~8~
Ebral;
Ders bitmişti ve beni alması için okulun önünde Mehmet Abiyi bekliyordum. Yanımda beliren gölgenin sahibini tahmin etmek hiçte zor olmamıştı. Yanından ayrılmak için adım atmışken, Emre'nin ayağına takılmıştım. Düşüyorken beni tutar gibi yapıp geri çekilmişti uyuz. Yere düştüm ve geride kalır mıydım asla. Ayağı kalkıp onu ittim tüm gücümle o da düşmüştü. Arsızdı gülmeye başladı.
Telefonumun çalmasıyla dikkatimi telefona yönelttim. Bilinmeyen numaraydı. Kapatacaktım ki Emre telefonu elimden çekip, cevapladı. Koluna sertçe vurdum ama alamadım boy farkından dolayı. Emre'nin gülme sesi okulda yankı yapmıştı. Silah sesiyle ikimizde yerimizden sıçramıştık. Ses telefondan gelmişti ve onun şaşkınlığından faydalanıp hemen elinden aldım telefonu, kim olduğunu merak etmiştim ve korkmuştum. "Baba" sesi çıkmıştı ağzımdan çok kısık ve dağı delecek şiddette. Emre'nin görüntüsünün netliği azalıyordu. Ona belli etmemek için Emre'ye " senin gibi arsızın biri şakanın ayarını fazla kaçırmış" deyip yanından seri adımlarla ayrıldım.

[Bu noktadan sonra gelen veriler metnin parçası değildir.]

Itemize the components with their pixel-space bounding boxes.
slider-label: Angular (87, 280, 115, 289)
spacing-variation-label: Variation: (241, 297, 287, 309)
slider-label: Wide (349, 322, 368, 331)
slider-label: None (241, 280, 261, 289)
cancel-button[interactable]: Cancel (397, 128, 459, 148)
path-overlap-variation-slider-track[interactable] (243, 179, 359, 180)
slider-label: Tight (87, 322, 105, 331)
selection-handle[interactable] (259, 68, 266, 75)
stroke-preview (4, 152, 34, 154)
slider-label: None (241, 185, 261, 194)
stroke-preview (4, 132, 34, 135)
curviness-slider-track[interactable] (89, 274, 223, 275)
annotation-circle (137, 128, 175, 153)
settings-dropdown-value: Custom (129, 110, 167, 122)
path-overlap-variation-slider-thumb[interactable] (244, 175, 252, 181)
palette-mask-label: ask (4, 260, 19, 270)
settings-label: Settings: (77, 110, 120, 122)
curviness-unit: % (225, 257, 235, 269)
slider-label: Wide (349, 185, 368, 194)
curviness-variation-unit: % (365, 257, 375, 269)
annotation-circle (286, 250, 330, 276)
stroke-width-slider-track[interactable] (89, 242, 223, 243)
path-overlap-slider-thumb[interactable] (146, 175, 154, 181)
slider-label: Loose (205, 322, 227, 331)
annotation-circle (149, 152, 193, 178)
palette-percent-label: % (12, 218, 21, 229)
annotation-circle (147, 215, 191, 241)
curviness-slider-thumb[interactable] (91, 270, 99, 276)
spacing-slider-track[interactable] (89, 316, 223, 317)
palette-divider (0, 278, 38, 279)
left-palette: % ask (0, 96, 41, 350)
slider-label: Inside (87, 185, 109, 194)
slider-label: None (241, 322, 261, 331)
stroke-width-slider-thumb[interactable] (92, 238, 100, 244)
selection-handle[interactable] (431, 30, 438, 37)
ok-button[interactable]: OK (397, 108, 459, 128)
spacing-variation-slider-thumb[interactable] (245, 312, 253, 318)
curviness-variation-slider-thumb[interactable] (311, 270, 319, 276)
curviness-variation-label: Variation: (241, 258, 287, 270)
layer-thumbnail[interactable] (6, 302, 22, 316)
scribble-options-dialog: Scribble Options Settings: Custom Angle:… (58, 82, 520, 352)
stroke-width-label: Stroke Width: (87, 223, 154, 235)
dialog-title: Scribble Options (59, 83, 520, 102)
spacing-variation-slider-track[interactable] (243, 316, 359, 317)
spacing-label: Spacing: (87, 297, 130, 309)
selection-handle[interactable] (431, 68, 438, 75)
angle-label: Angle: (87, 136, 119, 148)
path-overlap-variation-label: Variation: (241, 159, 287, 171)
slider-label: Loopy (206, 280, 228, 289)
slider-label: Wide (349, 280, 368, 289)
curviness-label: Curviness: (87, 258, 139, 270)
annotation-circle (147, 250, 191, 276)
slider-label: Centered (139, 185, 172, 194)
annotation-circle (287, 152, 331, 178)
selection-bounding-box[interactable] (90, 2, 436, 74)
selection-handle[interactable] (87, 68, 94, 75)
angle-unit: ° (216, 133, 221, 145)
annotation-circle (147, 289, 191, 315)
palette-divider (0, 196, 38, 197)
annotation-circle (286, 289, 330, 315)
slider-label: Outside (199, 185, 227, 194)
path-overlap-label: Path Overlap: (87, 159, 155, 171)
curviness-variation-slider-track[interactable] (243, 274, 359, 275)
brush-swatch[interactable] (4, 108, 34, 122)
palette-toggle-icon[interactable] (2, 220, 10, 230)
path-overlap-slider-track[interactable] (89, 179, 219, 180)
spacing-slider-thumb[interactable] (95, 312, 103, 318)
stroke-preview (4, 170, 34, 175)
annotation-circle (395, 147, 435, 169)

Sinirlendiğimde verdiğim tepkiyi bildiği için Emre beni takip etmemişti. Telefonumun tekrar çalmasıyla, rahatsızlığım artsa da cevap verdim. Mehmet Abi'nin babasıydı arayan, beni okuldan alacağını söyledi ve silah sesinin nedeni yanına gittiğimde anlatacağını söyledi. Rahatlamıştım. Çantamdan çıkardığım ilacı içtim. Telefonuma gelen mesajla okulun önüne doğru ilerledim. Beni almaya gelen arabanın modelini mesaj sayesinde biliyordum. Arabaya bindiğimde, içimde tarifsiz pişmanlık duygusu belirdi. Altıncı his dedikleri şey bu olmalıydı. Kaçırılmadan evvel hep aynı duyguyu hissetsem de bir şey yapamıyordum.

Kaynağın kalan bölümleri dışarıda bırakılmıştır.